There aren't any real papers i'm aware of on TBAA, because it is
entirely dictated by language specific standards, and thus, the rules
differ from language to language.
The only even mildly useful *paper* would be
Honestly, there are no real fundamentals unless you want to talk about
specific languages.
Otherwise, everything could be described as:
1. Each language has some rules about type compatibility. Violation of
these rules usually results in undefined behavior.
2. The compiler takes advantage of this to make assumptions about
aliasing of variables of two different types, on the assumtion that
your program does not exhibit undefined behavior.
LLVM's implementation is really separable into two pieces:
Type based aliasing
Access-path aliasing
Both exist in TypeBasedAliasAnalysis.cpp, but are somewhat unrelated
(in practice, #2 gets almost all of it's power from being able to say
things about various offsets, not about types).
#1 is what is traditionally referred to when people talk about TBAA.
LLVM's implementation theoretically consists of a TBAA DAG that is
written out by the frontend, and has various properties (every child
is a alias subset of the parent, for example), that correspond to
various language rules.
The loads/stores are annotated with the set ids.
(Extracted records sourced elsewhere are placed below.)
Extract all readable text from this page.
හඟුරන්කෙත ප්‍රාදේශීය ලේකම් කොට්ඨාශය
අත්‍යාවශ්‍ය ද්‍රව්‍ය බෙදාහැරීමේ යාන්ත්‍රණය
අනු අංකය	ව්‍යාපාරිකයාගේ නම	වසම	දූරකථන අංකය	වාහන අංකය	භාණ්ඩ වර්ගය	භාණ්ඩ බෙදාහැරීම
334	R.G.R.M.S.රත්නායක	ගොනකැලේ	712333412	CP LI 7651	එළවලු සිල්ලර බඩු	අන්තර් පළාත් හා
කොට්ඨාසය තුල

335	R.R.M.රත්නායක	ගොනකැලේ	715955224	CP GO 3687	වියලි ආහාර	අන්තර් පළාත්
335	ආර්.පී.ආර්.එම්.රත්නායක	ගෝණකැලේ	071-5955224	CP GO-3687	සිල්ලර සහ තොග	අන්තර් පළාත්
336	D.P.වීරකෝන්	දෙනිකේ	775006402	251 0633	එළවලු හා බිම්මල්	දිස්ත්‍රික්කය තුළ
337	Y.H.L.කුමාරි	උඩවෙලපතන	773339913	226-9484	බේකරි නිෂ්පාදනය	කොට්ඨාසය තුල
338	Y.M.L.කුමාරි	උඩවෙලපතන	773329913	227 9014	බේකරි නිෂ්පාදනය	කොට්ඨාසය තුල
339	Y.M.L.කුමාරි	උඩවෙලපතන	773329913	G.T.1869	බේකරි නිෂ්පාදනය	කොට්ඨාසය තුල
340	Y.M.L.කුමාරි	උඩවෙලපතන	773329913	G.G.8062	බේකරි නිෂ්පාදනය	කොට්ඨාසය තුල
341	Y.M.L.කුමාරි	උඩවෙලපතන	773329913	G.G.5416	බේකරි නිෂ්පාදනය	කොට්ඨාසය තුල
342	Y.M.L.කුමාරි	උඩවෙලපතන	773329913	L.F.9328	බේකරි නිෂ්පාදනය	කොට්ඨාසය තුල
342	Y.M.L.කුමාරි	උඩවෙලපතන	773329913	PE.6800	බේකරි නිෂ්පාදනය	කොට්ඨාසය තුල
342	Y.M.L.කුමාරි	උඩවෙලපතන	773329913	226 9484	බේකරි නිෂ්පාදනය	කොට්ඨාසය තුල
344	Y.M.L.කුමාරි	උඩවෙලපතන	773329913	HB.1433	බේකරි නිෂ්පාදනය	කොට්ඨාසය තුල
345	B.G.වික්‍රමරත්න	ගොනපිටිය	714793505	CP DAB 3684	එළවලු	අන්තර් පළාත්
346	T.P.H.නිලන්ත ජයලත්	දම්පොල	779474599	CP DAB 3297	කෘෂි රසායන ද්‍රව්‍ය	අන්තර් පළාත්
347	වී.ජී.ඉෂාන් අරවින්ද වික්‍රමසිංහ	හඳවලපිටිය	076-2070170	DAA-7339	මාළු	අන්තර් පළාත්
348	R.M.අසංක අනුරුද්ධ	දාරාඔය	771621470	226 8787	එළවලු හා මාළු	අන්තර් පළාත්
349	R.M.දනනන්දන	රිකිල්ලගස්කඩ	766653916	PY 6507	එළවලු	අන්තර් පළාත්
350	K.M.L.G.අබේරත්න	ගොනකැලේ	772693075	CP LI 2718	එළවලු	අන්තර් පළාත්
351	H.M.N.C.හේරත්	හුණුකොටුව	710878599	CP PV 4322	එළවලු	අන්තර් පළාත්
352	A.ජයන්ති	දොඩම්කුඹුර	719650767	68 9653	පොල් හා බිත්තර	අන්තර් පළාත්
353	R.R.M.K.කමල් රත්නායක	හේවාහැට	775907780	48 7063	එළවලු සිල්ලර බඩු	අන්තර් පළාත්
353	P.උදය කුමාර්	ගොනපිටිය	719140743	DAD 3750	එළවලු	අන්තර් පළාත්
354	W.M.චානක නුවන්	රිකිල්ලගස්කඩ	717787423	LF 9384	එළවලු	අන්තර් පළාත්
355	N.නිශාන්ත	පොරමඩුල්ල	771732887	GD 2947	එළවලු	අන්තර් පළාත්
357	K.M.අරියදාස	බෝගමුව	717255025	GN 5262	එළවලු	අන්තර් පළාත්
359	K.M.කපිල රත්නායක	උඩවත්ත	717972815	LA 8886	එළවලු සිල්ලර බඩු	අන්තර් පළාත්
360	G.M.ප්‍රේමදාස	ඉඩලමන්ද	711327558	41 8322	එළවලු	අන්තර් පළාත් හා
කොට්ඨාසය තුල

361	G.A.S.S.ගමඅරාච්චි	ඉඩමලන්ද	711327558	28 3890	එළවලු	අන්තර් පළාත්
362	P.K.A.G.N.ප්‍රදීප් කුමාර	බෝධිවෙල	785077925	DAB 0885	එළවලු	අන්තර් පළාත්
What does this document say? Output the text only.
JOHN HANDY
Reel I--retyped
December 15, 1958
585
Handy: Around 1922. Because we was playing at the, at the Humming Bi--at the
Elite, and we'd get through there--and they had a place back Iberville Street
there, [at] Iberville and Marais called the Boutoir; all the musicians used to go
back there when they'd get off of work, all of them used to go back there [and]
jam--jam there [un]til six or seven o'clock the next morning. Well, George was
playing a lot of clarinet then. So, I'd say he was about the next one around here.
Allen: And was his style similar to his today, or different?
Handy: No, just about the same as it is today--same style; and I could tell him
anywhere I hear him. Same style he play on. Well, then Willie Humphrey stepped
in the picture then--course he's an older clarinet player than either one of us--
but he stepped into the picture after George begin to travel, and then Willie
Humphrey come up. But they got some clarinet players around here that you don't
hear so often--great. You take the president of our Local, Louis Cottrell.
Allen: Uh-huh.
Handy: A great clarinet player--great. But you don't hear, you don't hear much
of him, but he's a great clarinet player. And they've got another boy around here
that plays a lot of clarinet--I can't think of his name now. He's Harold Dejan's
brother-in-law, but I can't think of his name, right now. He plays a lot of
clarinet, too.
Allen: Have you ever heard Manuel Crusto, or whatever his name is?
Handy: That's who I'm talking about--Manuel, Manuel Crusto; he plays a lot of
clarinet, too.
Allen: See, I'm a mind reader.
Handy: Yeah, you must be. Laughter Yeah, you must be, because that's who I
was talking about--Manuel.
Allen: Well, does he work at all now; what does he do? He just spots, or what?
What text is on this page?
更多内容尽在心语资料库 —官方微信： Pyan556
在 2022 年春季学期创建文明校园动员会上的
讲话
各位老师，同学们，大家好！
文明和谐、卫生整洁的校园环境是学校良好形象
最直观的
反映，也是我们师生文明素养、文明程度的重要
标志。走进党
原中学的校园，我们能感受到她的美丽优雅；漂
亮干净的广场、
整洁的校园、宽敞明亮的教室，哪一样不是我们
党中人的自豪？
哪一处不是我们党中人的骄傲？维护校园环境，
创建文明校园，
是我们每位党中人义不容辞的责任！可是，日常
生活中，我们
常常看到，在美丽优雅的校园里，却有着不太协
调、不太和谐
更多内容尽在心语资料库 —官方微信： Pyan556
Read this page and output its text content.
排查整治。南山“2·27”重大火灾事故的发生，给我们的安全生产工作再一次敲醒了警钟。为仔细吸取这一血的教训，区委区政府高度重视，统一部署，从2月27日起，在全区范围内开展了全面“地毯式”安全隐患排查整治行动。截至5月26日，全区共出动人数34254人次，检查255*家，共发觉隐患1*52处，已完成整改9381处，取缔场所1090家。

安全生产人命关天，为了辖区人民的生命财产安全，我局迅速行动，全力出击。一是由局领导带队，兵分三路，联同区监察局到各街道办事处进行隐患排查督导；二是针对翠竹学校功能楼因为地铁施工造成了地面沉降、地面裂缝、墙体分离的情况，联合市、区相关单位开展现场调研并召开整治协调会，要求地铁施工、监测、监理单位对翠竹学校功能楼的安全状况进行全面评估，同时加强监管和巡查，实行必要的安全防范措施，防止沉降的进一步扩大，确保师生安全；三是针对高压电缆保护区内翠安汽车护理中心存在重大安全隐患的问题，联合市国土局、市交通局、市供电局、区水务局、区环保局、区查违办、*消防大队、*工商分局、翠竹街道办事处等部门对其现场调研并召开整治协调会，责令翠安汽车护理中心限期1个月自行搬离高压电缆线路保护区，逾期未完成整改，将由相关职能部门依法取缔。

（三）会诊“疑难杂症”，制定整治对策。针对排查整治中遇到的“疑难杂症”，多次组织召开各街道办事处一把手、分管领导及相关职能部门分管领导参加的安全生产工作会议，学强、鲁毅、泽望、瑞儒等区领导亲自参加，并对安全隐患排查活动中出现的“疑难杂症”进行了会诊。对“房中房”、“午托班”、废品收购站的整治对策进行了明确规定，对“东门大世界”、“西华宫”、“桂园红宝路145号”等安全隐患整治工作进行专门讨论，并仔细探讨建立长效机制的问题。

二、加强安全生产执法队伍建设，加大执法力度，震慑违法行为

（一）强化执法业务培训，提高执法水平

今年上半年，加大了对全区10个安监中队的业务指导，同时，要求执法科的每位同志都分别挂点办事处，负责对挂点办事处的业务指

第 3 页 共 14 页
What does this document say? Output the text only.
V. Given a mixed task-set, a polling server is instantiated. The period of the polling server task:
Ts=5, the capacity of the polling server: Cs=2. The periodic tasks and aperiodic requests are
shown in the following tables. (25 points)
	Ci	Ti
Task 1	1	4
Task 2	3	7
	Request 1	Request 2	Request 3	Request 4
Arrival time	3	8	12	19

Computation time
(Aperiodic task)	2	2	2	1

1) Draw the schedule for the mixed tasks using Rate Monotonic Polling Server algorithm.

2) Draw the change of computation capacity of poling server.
The TBAA alias
implementation compares the set ids and their positions in the TBAA
DAG to see whether two things alias.
That is the theory.
In practice, you can encode all kinds of interesting analysis results
as TBAA metadata, whether it's type-based or not.
It happens to be a useful datastructure for doing so.
So there is actually no guarantee that any of the metadata you see is
actually related to types in the source language or language rules.